The brains of animals with rabies exhibit variable inflammation and only modest histological evidence of neuronal injury; the presence of eosinophilic intracytoplasmic inclusions (Negri bodies) in neurons is characteristic and diagnostic, these being especially common in neurons in the hippocampus and Purkinje cells in the cerebellum. This remarkable of lethal neurological dysfunction despite minimal target destruction in many rabid animals suggests that the primary neuronal lesion is functional rather than structural.
Negri bodies in the neurons are characteristic of rabies, but not infrequently are difficult to identify. It is important to determine whether an animal have bitten a human is rabid. If rabies is suspected, the animal must be killed and brain tissue collected for testing. Post-mortem diagnosis most commonly involves direct immunofluorescence or immunohistochemical staining to demonstrate rabies virus antigen in frozen sections of brain tissue (medulla, cerebellum, and hippocampus).
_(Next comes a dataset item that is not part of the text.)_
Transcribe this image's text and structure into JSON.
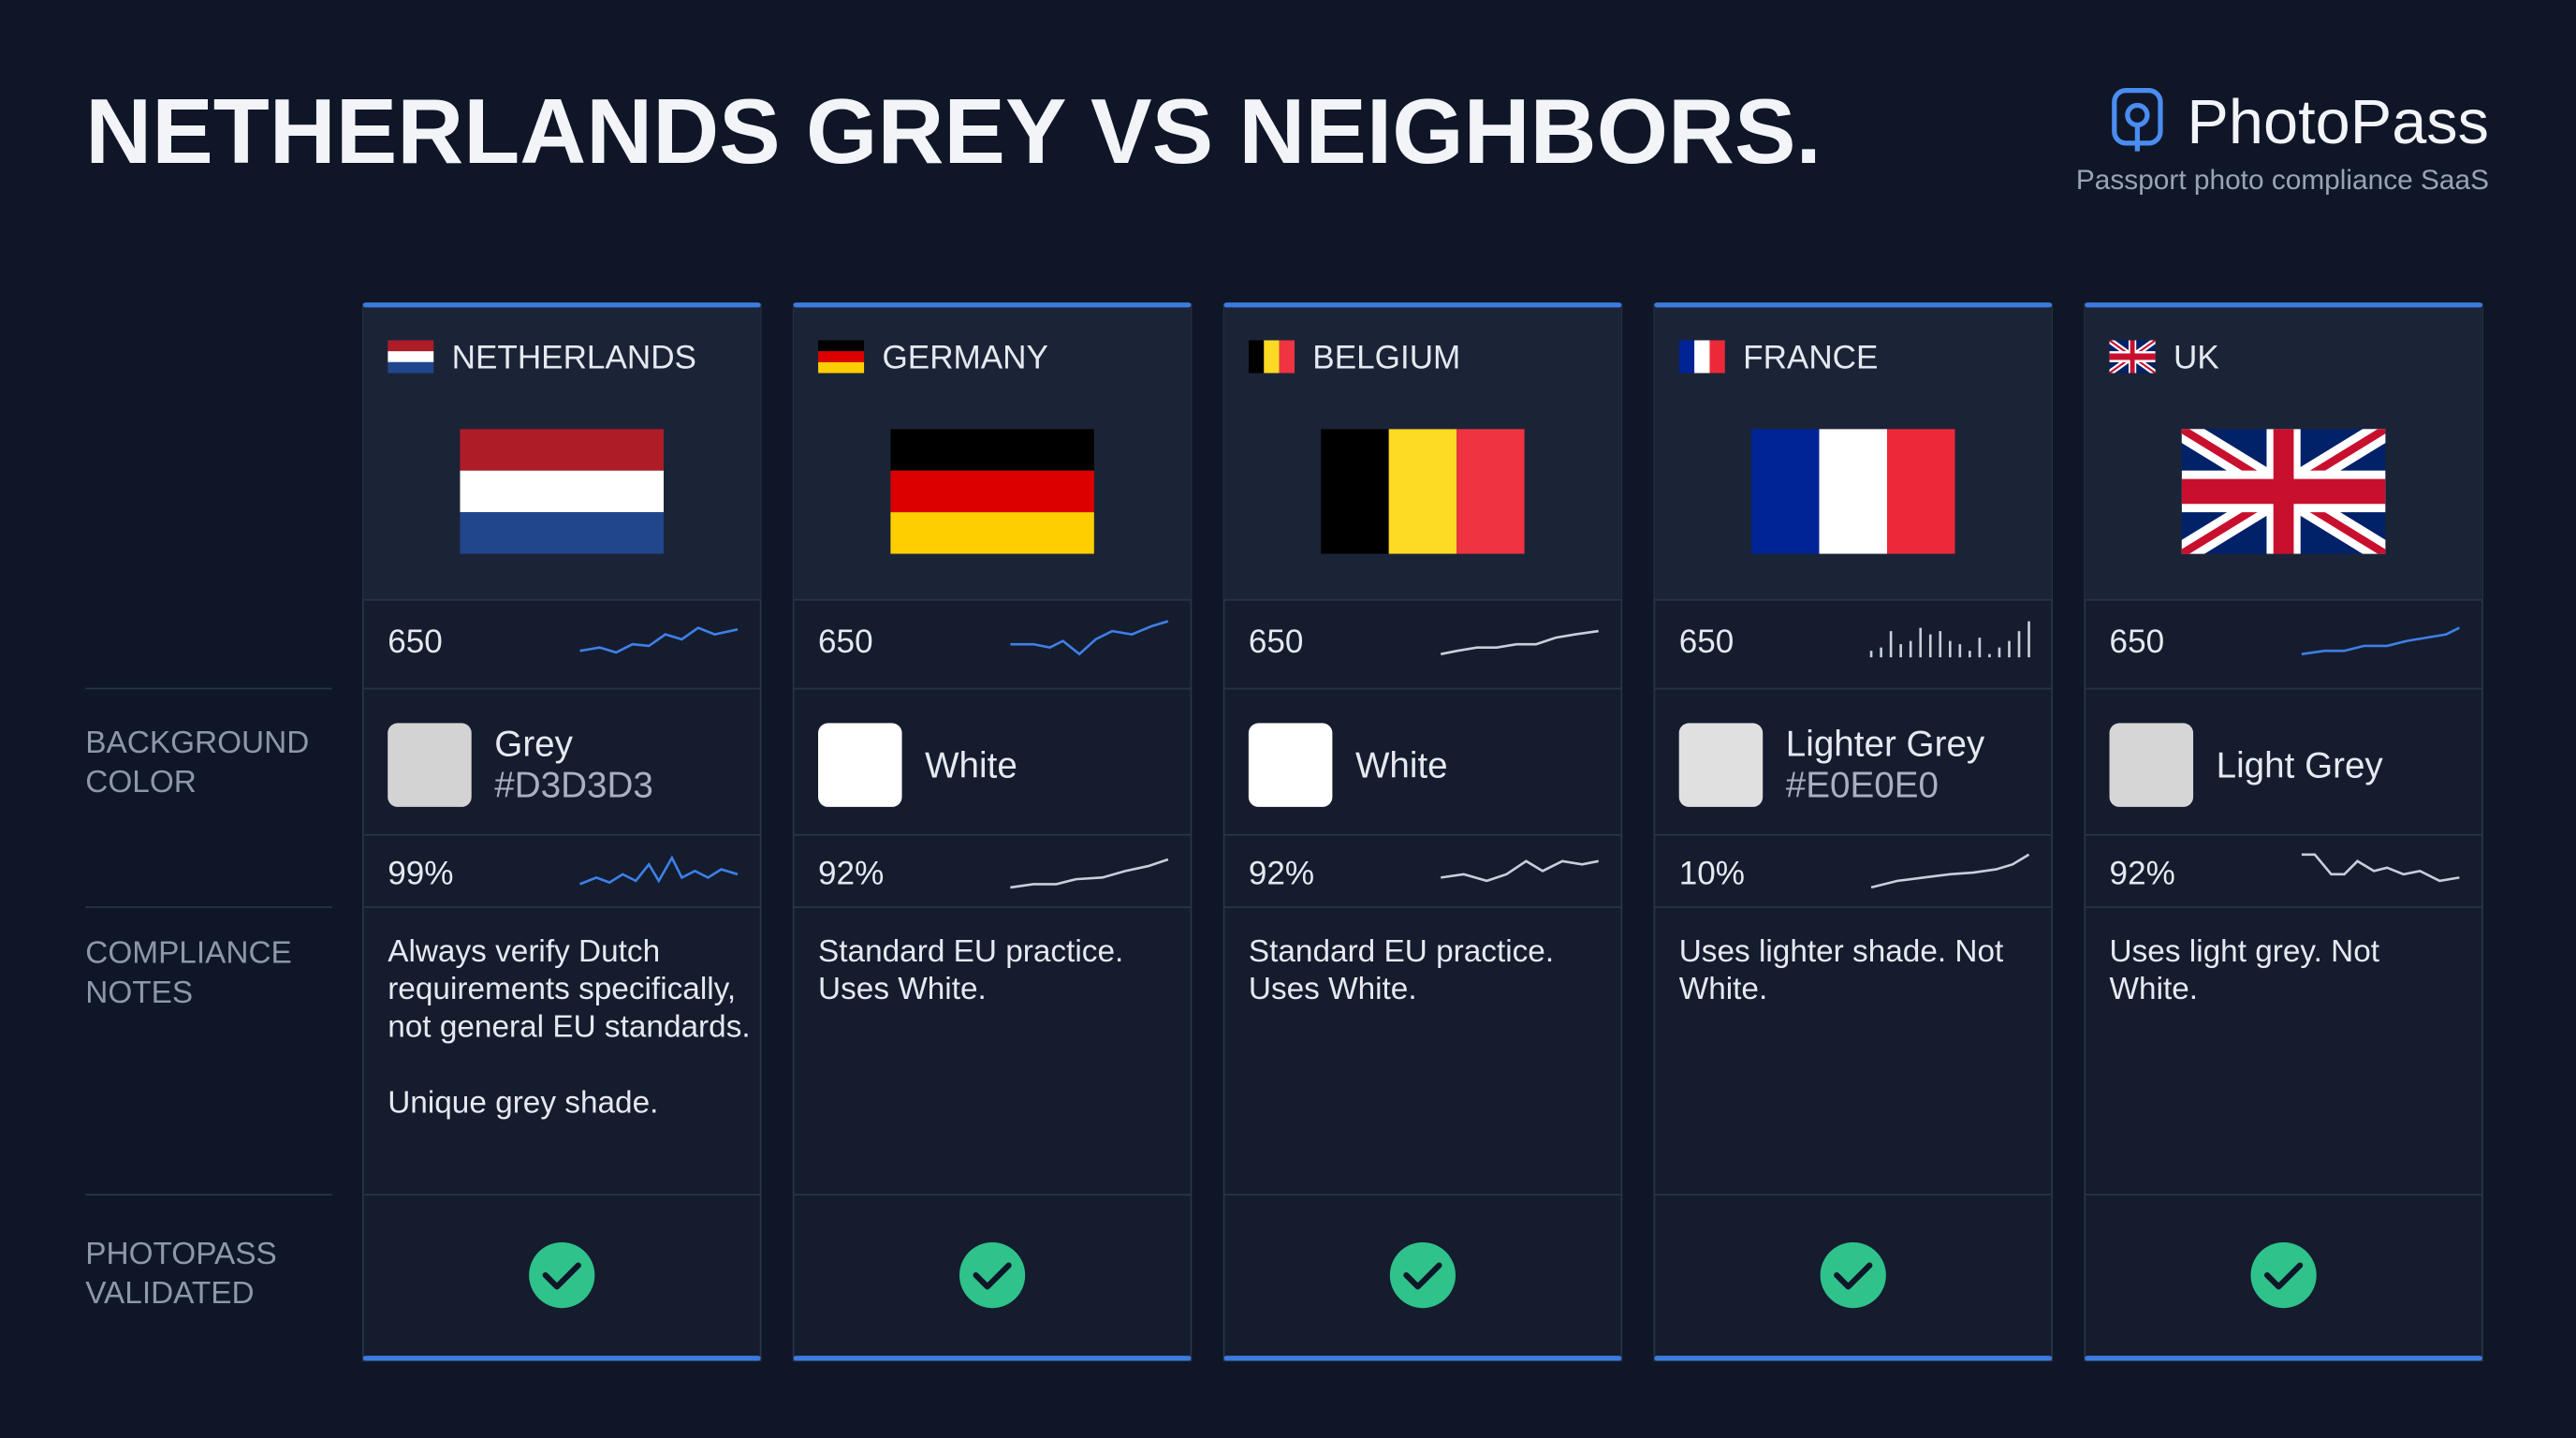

Antemortem diagnosis is attempted in suspected human rabies cases using RT-PCR of saliva or immunofluorescence staining of skin biopsy or corneal impression. Only positive results are of diagnostic value. Rabies virus proteins are highly immunogenic, and different types of vaccines have been developed. Virus-specific responses are not detected in infected animals during the stage of movement of the central nervous system, because little antigen is delivered to the immune system as most is sequestered in muscle cells or within axons.
Infectious rabies virus is susceptible to antibody-mediated neutralization and clearance during this early stage, hence the efficacy in exposed humans of the classical Pasteurian post-exposure vaccination, when combined with the administration of hyperimmune globulin. Immunologic intervention is effective for some time during the long incubation period because of the delay between the initial virus replication in muscle cells and the entry of virus into the nervous system.
Oral vaccination against rabies has been used either live-attenuated or recombinant vaccines that are delivered in baits to target wildlife species. Recombinant vaccinia viruses that express the rabies virus glycoprotein have proven effective in immunizing foxes and raccoons.